Шеридан не оставил Олимпии времени на раздумья, он начал изо всех сил грести. Чудовищных размеров волна накатила и подняла вверх корму лодки. От грохота у Олимпии заложило уши. Она вцепилась в руль, стараясь справиться с ним. Шеридан издал истошный крик, делая последнее отчаянное усилие, чтобы взмыть на гребень волны, а затем бросил весла, которые исчезли в пучине вод. Волна вздымалась все выше и выше, она несла лодку на себе, словно норовистый сказочный конь, расходясь у носа шлюпки двумя серебряными веерами.
Олимпия с ужасом видела, как внизу — всего лишь в нескольких дюймах — мелькают острые рифы, волна пронесла лодку над ними, и вот уже девушка заметила впереди долгожданный берег. Грохочущая волна выбросила их на песок, обдав ледяным ливнем и отступив назад, оставляя за собой клочья пены.
Прежде чем Олимпия успела пошевелиться, Шеридан уже стоял по пояс в воде и тащил лодку на берег. Он изо всех сил упирался ногами в песок, приседая так, что вода доходила ему до подбородка. И вот наконец днище шлюпки заскрежетало по песку. Шеридан тащил лодку дальше, перекинув канат через плечо, его промокший до нитки бушлат давно уже лопнул по швам, и когда Шеридан напрягал мускулы, в прорехах белела рубашка.
К тому времени, когда Олимпия спрыгнула на берег, Шеридан уже вытащил шлюпку из воды и стоял у носовой части, тяжело дыша и кашляя. А на берег тем временем шла стеной новая штормовая волна.
Девушка, дрожа всем телом, прислонилась к корпусу шлюпки. Ее поташнивало от голода и пережитого страха. Она сглотнула, чтобы избавиться от подступившего к горлу комка, и оглянулась вокруг.
Уже почти стемнело. Олимпия смогла разглядеть только песчаную полоску берега, на которой тут и там виднелись плоские валуны и огромные каменные глыбы, а также крутой откос, удаленный от них на значительное расстояние. Опять пошел снег.
— Ну и что дальше? — спросила Олимпия. Шеридан глубоко вздохнул и отвесил ей поклон.
— Если мадам соизволит указать, где ее дорожный сундук и коробка со шляпами…
Олимпия скрестила на груди руки, пытаясь унять дрожь.
— Зачем вы паясничаете? — В ее голосе слышалось отчаяние. — Мы обречены здесь на верную гибель. Вымокшие до нитки. Замерзшие. Без огня, без еды, без крова. Мы неминуемо погибнем!

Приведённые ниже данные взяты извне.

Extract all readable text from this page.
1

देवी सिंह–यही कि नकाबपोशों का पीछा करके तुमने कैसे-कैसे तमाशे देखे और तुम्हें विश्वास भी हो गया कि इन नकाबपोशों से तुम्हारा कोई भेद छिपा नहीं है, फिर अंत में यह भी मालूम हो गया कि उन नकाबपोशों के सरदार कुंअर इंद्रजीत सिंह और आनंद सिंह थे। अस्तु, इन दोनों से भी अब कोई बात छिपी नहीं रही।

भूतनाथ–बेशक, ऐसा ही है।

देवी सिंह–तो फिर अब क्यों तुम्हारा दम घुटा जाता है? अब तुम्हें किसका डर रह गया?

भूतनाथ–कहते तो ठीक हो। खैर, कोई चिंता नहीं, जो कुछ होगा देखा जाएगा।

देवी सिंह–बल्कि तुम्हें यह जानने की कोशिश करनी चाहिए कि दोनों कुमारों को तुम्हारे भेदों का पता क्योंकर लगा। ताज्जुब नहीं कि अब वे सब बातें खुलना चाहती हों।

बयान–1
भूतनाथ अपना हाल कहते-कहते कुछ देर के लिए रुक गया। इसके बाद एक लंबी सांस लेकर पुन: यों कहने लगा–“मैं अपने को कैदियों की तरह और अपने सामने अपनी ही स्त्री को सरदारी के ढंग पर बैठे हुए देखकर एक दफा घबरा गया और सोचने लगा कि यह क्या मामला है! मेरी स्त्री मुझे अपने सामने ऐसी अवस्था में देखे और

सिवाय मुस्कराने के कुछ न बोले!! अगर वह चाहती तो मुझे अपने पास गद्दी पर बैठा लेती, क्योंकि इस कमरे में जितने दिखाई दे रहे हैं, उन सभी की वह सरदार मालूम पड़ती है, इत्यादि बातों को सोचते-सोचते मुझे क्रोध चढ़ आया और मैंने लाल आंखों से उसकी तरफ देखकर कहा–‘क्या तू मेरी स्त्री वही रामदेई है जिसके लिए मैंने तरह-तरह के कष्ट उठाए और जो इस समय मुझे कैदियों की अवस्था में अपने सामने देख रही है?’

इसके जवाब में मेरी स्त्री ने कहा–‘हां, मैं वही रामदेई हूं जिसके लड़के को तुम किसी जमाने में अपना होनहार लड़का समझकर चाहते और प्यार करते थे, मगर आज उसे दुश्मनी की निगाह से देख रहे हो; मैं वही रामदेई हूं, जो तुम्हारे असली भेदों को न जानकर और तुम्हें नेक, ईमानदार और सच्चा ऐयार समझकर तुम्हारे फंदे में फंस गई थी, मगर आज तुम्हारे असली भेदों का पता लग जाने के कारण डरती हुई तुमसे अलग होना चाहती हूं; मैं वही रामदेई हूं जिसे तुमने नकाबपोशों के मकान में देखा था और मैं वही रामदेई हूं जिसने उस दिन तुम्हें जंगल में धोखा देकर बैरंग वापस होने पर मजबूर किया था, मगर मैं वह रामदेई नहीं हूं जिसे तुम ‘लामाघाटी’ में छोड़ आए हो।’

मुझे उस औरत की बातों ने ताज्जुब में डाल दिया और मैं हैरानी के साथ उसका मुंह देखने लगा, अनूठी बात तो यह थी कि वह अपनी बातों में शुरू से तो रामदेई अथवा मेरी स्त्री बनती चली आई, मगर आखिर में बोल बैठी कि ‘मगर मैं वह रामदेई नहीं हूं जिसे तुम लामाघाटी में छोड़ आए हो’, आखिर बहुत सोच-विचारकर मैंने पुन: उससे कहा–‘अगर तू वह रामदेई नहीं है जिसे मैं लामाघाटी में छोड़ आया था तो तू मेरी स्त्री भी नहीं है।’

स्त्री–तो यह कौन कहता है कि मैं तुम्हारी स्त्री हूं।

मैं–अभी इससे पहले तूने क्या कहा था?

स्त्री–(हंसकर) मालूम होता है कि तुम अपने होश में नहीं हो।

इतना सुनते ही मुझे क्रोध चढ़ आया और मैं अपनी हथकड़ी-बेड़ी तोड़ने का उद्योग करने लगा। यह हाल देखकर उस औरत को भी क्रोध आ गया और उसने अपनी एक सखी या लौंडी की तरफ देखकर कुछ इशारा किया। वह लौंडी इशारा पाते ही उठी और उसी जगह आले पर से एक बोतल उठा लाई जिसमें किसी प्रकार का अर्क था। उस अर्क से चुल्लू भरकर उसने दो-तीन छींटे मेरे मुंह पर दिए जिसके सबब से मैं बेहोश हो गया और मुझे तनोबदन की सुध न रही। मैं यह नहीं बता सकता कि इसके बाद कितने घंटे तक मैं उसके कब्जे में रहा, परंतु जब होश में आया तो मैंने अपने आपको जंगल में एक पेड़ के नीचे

Шеридан состроил кислую физиономию.
— Нет, мне чертовски не везет, вот незадача! Оказаться на необитаемом острове вдвоем с особой, находящейся в столь мрачном расположении духа, — это ли не несчастье?
— Скоро совсем стемнеет.
— Я это знаю.
— Становится все холоднее и холоднее. Мы умрем от переохлаждения, не дожив до утра, если не примем каких-нибудь мер.
Он взглянул на нее со смирением.
— Теперь я понимаю, откуда у вас все эти мысли об общественной справедливости. У вас ярко выраженный революционный темперамент.
На глаза Олимпии навернулись слезы, она еле сдерживала их.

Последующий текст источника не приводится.